Eu vivi em Londres uns anos, as pessoas lêem imensos livros, até são “trash” , não estão a ler o Moby Dick, mas estão a ler livros no metro, durante aqueles percursos de hora, hora e meia, duas horas. E em França, vocês também já devem ter visto, as pessoas estão a ler livros. Ocupar a cabeça. O Borges que é um grande escritor argentino, foi bibliotecário durante anos e todos os dias tinha que tomar um comboio para ir para a biblioteca. Teve um emprego, absolutamente mal pago, de funcionário, durante anos, para lhe permitir escrever. Ele gostava de ser bibliotecário. E andar de comboio para ele, era a grande alegria. Porque toda a gente dizia: como é que ele se aguentou? Aquele emprego, numa biblioteca durante anos e ainda por cima tinha que fazer uma hora e meia de comboio todos os dias para lá e para cá, entre a sua casa e a biblioteca. Ele vivia com a mãe na altura e ele disse: “não, por amor de Deus. Era o melhor. Foi a minha educação. Porque tinha uma biblioteca que era o sítio onde ele gostava de estar e porque no comboio lia, uma hora e meia”. Sei lá se era uma hora e meia, se duas horas. Quando chegava ao fim ficava sempre triste porque tinha acabado o percurso e já tinha que fechar o livro.
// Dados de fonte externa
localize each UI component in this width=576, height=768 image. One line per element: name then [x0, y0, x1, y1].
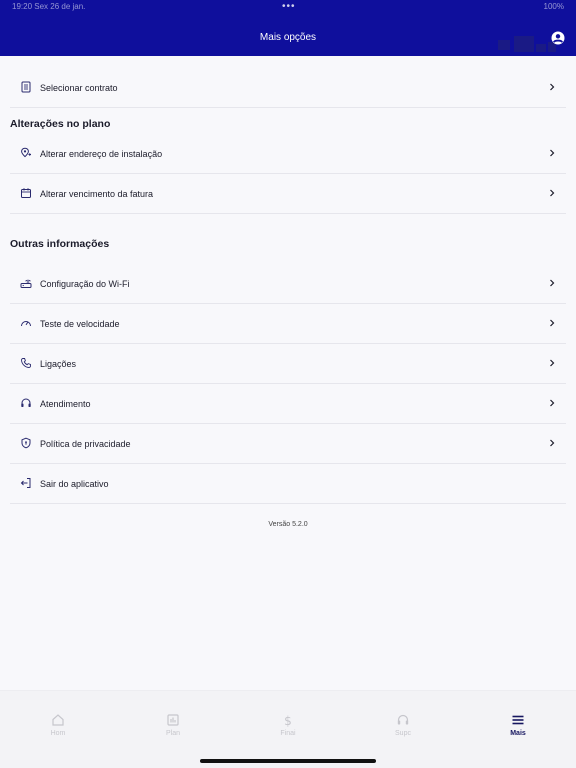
- speed-test-label: Teste de velocidade: [40, 319, 120, 329]
- chevron-right-icon: [550, 189, 555, 197]
- chevron-right-icon: [550, 439, 555, 447]
- tab-home[interactable]: Hom: [18, 713, 98, 743]
- svg-text:$: $: [284, 714, 292, 727]
- tab-plan-label: Plan: [165, 730, 180, 737]
- tab-support-label: Supc: [395, 730, 411, 737]
- tab-more[interactable]: Mais: [478, 713, 558, 743]
- speed-test-item[interactable]: Teste de velocidade: [10, 304, 566, 344]
- wifi-config-label: Configuração do Wi-Fi: [40, 279, 130, 289]
- plan-icon: [167, 714, 179, 726]
- change-address-item[interactable]: Alterar endereço de instalação: [10, 134, 566, 174]
- select-contract-label: Selecionar contrato: [40, 83, 118, 93]
- select-contract-item[interactable]: Selecionar contrato: [10, 68, 566, 108]
- logout-item[interactable]: Sair do aplicativo: [10, 464, 566, 504]
- shield-icon: [21, 437, 31, 449]
- app-version: Versão 5.2.0: [268, 521, 308, 528]
- bottom-tab-bar: Hom Plan $ Finai Supc Mais: [0, 690, 576, 768]
- speedometer-icon: [21, 321, 31, 327]
- plan-section-title: Alterações no plano: [10, 118, 111, 130]
- logout-icon: [20, 478, 31, 488]
- change-due-date-label: Alterar vencimento da fatura: [40, 189, 154, 199]
- decoration-block: [536, 44, 546, 52]
- chevron-right-icon: [550, 279, 555, 287]
- chevron-right-icon: [550, 319, 555, 327]
- phone-icon: [21, 358, 31, 368]
- user-circle-icon: [551, 31, 565, 45]
- tab-finance-label: Finai: [280, 730, 296, 737]
- privacy-policy-item[interactable]: Política de privacidade: [10, 424, 566, 464]
- tab-more-label: Mais: [510, 730, 526, 737]
- tab-support[interactable]: Supc: [363, 713, 443, 743]
- calls-item[interactable]: Ligações: [10, 344, 566, 384]
- change-address-label: Alterar endereço de instalação: [40, 149, 163, 159]
- router-icon: [20, 279, 32, 288]
- wifi-config-item[interactable]: Configuração do Wi-Fi: [10, 264, 566, 304]
- other-info-section-title: Outras informações: [10, 238, 110, 250]
- chevron-right-icon: [550, 399, 555, 407]
- calls-label: Ligações: [40, 359, 77, 369]
- menu-icon: [512, 715, 524, 725]
- location-pin-icon: [21, 147, 31, 158]
- app-header: 19:20 Sex 26 de jan. ••• 100% Mais opçõe…: [0, 0, 576, 56]
- page-title: Mais opções: [259, 32, 317, 43]
- profile-button[interactable]: [550, 30, 566, 46]
- support-label: Atendimento: [40, 399, 91, 409]
- home-indicator[interactable]: [200, 759, 376, 763]
- chevron-right-icon: [550, 83, 555, 91]
- status-time: 19:20 Sex 26 de jan.: [12, 2, 86, 11]
- privacy-policy-label: Política de privacidade: [40, 439, 131, 449]
- status-bar: 19:20 Sex 26 de jan. ••• 100%: [0, 0, 576, 14]
- dollar-icon: $: [284, 714, 292, 727]
- headset-icon: [397, 714, 409, 725]
- logout-label: Sair do aplicativo: [40, 479, 109, 489]
- tab-plan[interactable]: Plan: [133, 713, 213, 743]
- chevron-right-icon: [550, 149, 555, 157]
- support-item[interactable]: Atendimento: [10, 384, 566, 424]
- calendar-icon: [21, 188, 31, 198]
- document-icon: [21, 81, 31, 93]
- change-due-date-item[interactable]: Alterar vencimento da fatura: [10, 174, 566, 214]
- home-icon: [52, 714, 64, 726]
- tab-finance[interactable]: $ Finai: [248, 713, 328, 743]
- chevron-right-icon: [550, 359, 555, 367]
- battery-status: 100%: [543, 2, 564, 11]
- multitask-dots[interactable]: •••: [282, 1, 296, 12]
- tab-home-label: Hom: [50, 730, 66, 737]
- headset-icon: [21, 398, 31, 407]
E eu eduquei-me assim. E ainda hoje qualquer bocado que eu tenho, vou buscar o livro e nunca saio de casa sem trazer – e vou citar agora o José Pacheco Pereira, a frase é dele, que é: “um livro, um livro de back up, o segundo livro de back up e o terceiro livro de back up, para o caso de os outros se perderem”. E eu também tenho. Tenho um livro. Saio de casa às vezes com 3 livros que é uma coisa perfeitamente absurda. Para o caso de, durante o dia ter 10 minutos. Se vou para um consultório médico, tenho que ter dois livros. Mais um livro de back up. E portanto, este é o meu mundo. Evidentemente que os meus livros são, na sua maioria, literários. Já foram livros de estudo, às vezes, são livros de poesia, de ensaio. Já foram muito livros de filosofia, mas são livros literários. Mas ler não significa ler literatura.

Eu faço parte de um júri da Fundação Luso-Americana, não sei se algum de vocês já sabe desse programa, Journal Marshall Found, que é um programa óptimo para os jovens como vocês, podem fazer um “application form”, preencher um formulário, serem propostos por alguém, e terem a oportunidade de passar dois meses nos Estados Unidos, tudo pago pelos Americanos e de contactarem, nos Estados Unidos, com pessoas da vossa idade que vocês escolhem. A FLAD tem esse programa à disposição dos jovens, os americanos chamam a isto um programa para futuros líderes, mas não é só para futuros líderes, e há muitos que foram aprovados que provavelmente não serão futuros líderes políticos, mas serão certamente líderes de outra coisa qualquer. Todo o processo de apuramento é feito em inglês e, normalmente, são candidatos de grande qualidade, todos eles. E portanto, os candidatos finais são óptimos. Há depois umas entrevistas que cada membro do júri tem com cada um dos candidatos, e apareceu-me este ano um jovem diplomata, competentíssimo, já com curriculum e que estava aterrorizado. Eu percebi que ele estava aterrorizado na entrevista. E eu disse. “mas está com medo de quê? Está com medo de qualquer coisa. Está com medo de não ter lido os livros que eu li.” E ele disse: “para dizer a verdade, é o problema dos livros. É que eu não leio muitos livros”. Eu disse: “está bem. Vamos falar de outras coisas”. Falámos de outras coisas. Ele era um especialista em história diplomática e portanto, o que ele gosta é de história diplomática e é nisso que certamente ainda irá servir Portugal, provavelmente servir a Europa, porque ele é bom.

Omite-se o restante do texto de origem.